表題番号:1999A-026 日付:2003/05/23
研究課題相続準拠法の研究-中国・台湾、韓国・北朝鮮を中心に-
研究者所属(当時) 資格 氏名
(代表者) 法学部 教授 木棚 照一
研究成果概要
 在日韓国・朝鮮人、在日中国・台湾人に関する相続問題については、これまでわが国で最も多く生じた渉外的法律問題のひとつであるのに、国際私法の観点から本格的にこの問題に取り組んだものは殆どみられない。わが国際私法の主要法源である法例は、26条で相続は被相続人の本国法による旨を定める1ヶ条を置くに過ぎない。したがって、わが国における渉外的相続問題には、原則として被相続人の本国法が適用されることになるが、本研究では、これらの諸国が国際法的な意味での分裂国家ではないとしても、経済・社会体制、法体制を異にする分断国家であることから、本国法の決定がどのような基準によって行われるべきかを考察し、また、反致(法例32条)、公序(法例33条)、先決問題など国際私法の総論的法技術がどのようにかかわってくるかを検討した。同時に、大韓民国・朝鮮民主主義人民共和国(北朝鮮)と中華人民共和国・中華民国(台湾)でどのように異なるかをも常に注目するように心がけた。
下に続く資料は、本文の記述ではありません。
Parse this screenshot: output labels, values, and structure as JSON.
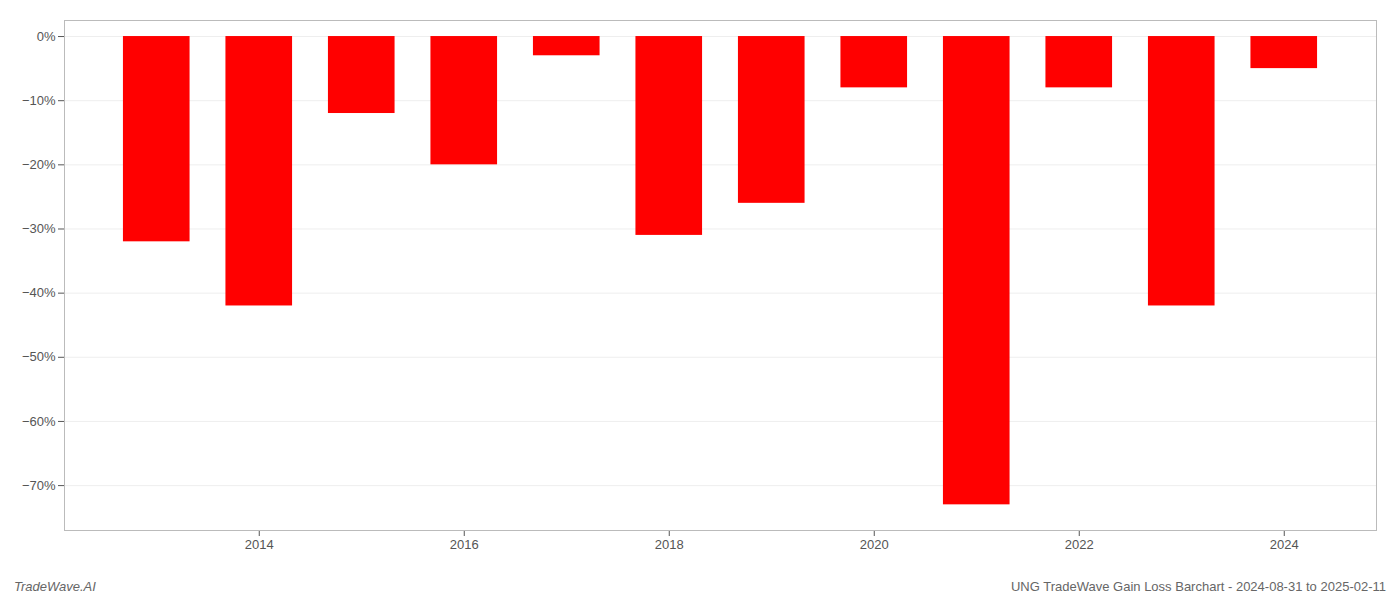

国際私法的には、被相続人の本国法が北朝鮮法とされる場合には、北朝鮮の1995年対外民事関係法45条によって不動産相続については所在地法によることとされ、動産相続は被相続人の本国法によるとされているが、外国に住所を有する公民については住所地法によるとされているので、日本に永住する北朝鮮人の日本に所在する財産の相続は日本法に反致され、日本民法が適用される。また、被相続人の本国法が中国法とされる場合にも、1986年民法通則149条によって、動産相続については被相続人の死亡当時の住所地法により、不動産相続については、所在地法によるので、在日中国人の日本に所在する財産の相続は日本法に反致され、日本民法によればよいことになる。しかし、すべての問題が日本法に反致されるわけではなく、先決問題としての相続人の身分関係については、本国法が適用されることがある点は注意を要する。被相続人の本国法が韓国法や台湾法とされた場合には、反致は生じない。実質法的には、①相続人、②相続分・遺留分・寄与分、③相続財産の範囲、④遺産債務の清算、⑤相続人不存在の財産に分けてこれらの国の法を内容的に比較検討した。同時に、先決問題として問題となる、夫婦や親子関係の成立に関する法も同じように比較法的に特徴的な点を明らかにした。これらの検討を通じて民族的同一性・近似性と経済社会体制上の同一性・近似性が複雑に交錯することを明らかにするとともに、実務上も在日韓国・朝鮮人、在日中国・台湾人の相続問題の解決に役立つような指針を示すことに努めたつもりである。